He composed unforgettable film music, tirelessly pioneered digital sounds and campaigned fervently for the environment: the abundant artist Ryuichi Sakamoto, adored in his native Japan, died of cancer on March 28 at the age of 71.
“ He lived with the music until the very end “, said his team in a press release published on its official site, adding that the artist had wished a discreet funeral reserved for his family circle. Ryuichi Sakamoto had revealed in early 2021 to suffer from colorectal cancer, after having been treated for throat cancer since 2014.
The general international public discovered him with his film scores, starting with that of Furyo by Nagisa Oshima (1983), a subversive film about a prison camp in Asia during the Second World War, where Ryuichi Sakamoto also shines as an actor alongside David Bowie and Takeshi Kitano.
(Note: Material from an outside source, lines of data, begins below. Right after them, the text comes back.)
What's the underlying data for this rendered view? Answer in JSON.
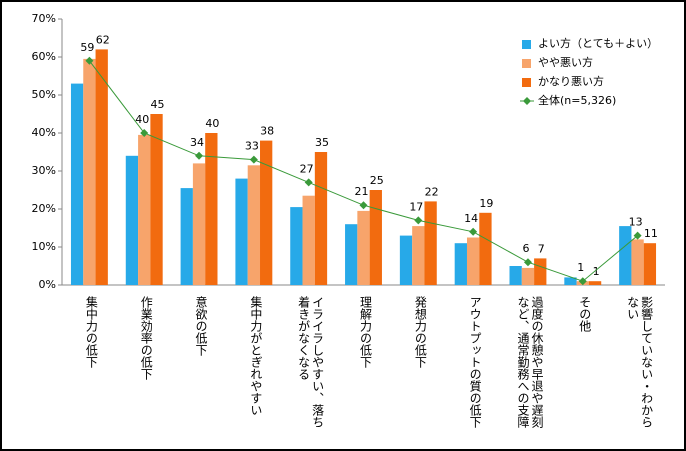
{
  "chart_data": {
    "type": "bar",
    "categories": [
      "集中力の低下",
      "作業効率の低下",
      "意欲の低下",
      "集中力がとぎれやすい",
      "イライラしやすい、落ち着きがなくなる",
      "理解力の低下",
      "発想力の低下",
      "アウトプットの質の低下",
      "過度の休憩や早退や遅刻など、通常勤務への支障",
      "その他",
      "影響していない・わからない"
    ],
    "series": [
      {
        "name": "よい方（とても＋よい）",
        "color": "#27a9e8",
        "values": [
          53,
          34,
          25.5,
          28,
          20.5,
          16,
          13,
          11,
          5,
          2,
          15.5
        ]
      },
      {
        "name": "やや悪い方",
        "color": "#f7a46b",
        "values": [
          59.5,
          39.5,
          32,
          31.5,
          23.5,
          19.5,
          15.5,
          12.5,
          4.5,
          1,
          12
        ]
      },
      {
        "name": "かなり悪い方",
        "color": "#f26b0f",
        "values": [
          62,
          45,
          40,
          38,
          35,
          25,
          22,
          19,
          7,
          1,
          11
        ],
        "labels": true
      },
      {
        "name": "全体(n=5,326)",
        "color": "#3a9a3a",
        "type": "line",
        "values": [
          59,
          40,
          34,
          33,
          27,
          21,
          17,
          14,
          6,
          1,
          13
        ],
        "labels": true
      }
    ],
    "ylim": [
      0,
      70
    ],
    "yticks": [
      {
        "value": 0,
        "label": "0%"
      },
      {
        "value": 10,
        "label": "10%"
      },
      {
        "value": 20,
        "label": "20%"
      },
      {
        "value": 30,
        "label": "30%"
      },
      {
        "value": 40,
        "label": "40%"
      },
      {
        "value": 50,
        "label": "50%"
      },
      {
        "value": 60,
        "label": "60%"
      },
      {
        "value": 70,
        "label": "70%"
      }
    ],
    "grid": false,
    "legend": "top-right"
  }
}
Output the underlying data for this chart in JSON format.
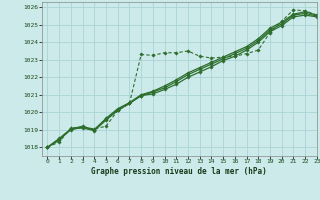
{
  "title": "Graphe pression niveau de la mer (hPa)",
  "bg_color": "#cceaea",
  "grid_color": "#aad4d4",
  "line_color": "#2d6e2d",
  "xlim": [
    -0.5,
    23
  ],
  "ylim": [
    1017.5,
    1026.3
  ],
  "yticks": [
    1018,
    1019,
    1020,
    1021,
    1022,
    1023,
    1024,
    1025,
    1026
  ],
  "xticks": [
    0,
    1,
    2,
    3,
    4,
    5,
    6,
    7,
    8,
    9,
    10,
    11,
    12,
    13,
    14,
    15,
    16,
    17,
    18,
    19,
    20,
    21,
    22,
    23
  ],
  "line_dashed": [
    1018.0,
    1018.3,
    1019.1,
    1019.15,
    1019.05,
    1019.2,
    1020.1,
    1020.5,
    1023.3,
    1023.25,
    1023.4,
    1023.4,
    1023.5,
    1023.2,
    1023.1,
    1023.15,
    1023.2,
    1023.35,
    1023.55,
    1024.55,
    1025.2,
    1025.85,
    1025.8,
    1025.55
  ],
  "line_solid1": [
    1018.0,
    1018.4,
    1019.05,
    1019.1,
    1018.95,
    1019.55,
    1020.1,
    1020.5,
    1020.95,
    1021.05,
    1021.3,
    1021.6,
    1022.0,
    1022.3,
    1022.6,
    1022.95,
    1023.2,
    1023.55,
    1024.0,
    1024.6,
    1024.95,
    1025.45,
    1025.55,
    1025.45
  ],
  "line_solid2": [
    1018.0,
    1018.45,
    1019.0,
    1019.15,
    1019.0,
    1019.6,
    1020.15,
    1020.52,
    1020.95,
    1021.15,
    1021.4,
    1021.75,
    1022.15,
    1022.45,
    1022.75,
    1023.05,
    1023.35,
    1023.65,
    1024.1,
    1024.7,
    1025.05,
    1025.55,
    1025.65,
    1025.5
  ],
  "line_solid3": [
    1018.0,
    1018.5,
    1019.05,
    1019.2,
    1019.0,
    1019.65,
    1020.2,
    1020.55,
    1021.0,
    1021.2,
    1021.5,
    1021.85,
    1022.25,
    1022.55,
    1022.85,
    1023.15,
    1023.45,
    1023.75,
    1024.2,
    1024.8,
    1025.15,
    1025.6,
    1025.75,
    1025.55
  ]
}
https://www.youtube.com/watch?v=4AS_hGzkoQY
In 1988, he won the Oscar for best film music for having co-written that of the Last Emperor by Bernardo Bertolucci, who collaborated with him several times, notably on his next film, A tea in the Sahara (1990). Ryuichi Sakamoto had also worked for Brian de Palma and Pedro Almodovar, and more recently wrote the soundtrack for the Revenant by Alejandro González Iñárritu (2015).
Collaborations with Cesária Évora and Youssou N’Dour
Born in Tokyo on January 17, 1952, he discovered the piano at a very young age. As a teenager, the rock of the Beatles and the Rolling Stones fascinated him just as much as Bach and Haydn, before falling madly in love with Debussy. While studying ethnomusicology and composition, which in Japan earned him the respectful nickname of “ teacher “, he began to perform on stage in the bubbling Tokyo of the 1970s. In 1978, he co-founded the group Yellow Magic Orchestra (YMO), whose supercharged electro-pop would later have a huge influence on techno. , hip-hop and J-pop, and inspired the synthesized melodies of early video games. YMO’s success will be phenomenal in Japan.
After the dissolution of YMO at the end of 1983, Ryuichi Sakamoto multiplies the collaborations with avant-garde artists, but also with stars like the punk Iggy Pop, the Cape Verdean singer Cesaria Evorathe Brazilian Caetano Veloso or the Senegalese Youssou N’Dour.
A long-time environmental activist, he became a leading figure in the anti-nuclear movement in Japan after the Fukushima disaster in March 2011. In this capacity, he notably organized in 2012 a mega-concert against nuclear power near Tokyo, by ironically inviting his friends from Kraftwerk (which means power station in German), and one of the flagship titles of which is called Radioactivity. In 2007, he also founded More Trees, an NGO for sustainable forest management in Japan, the Philippines and Indonesia.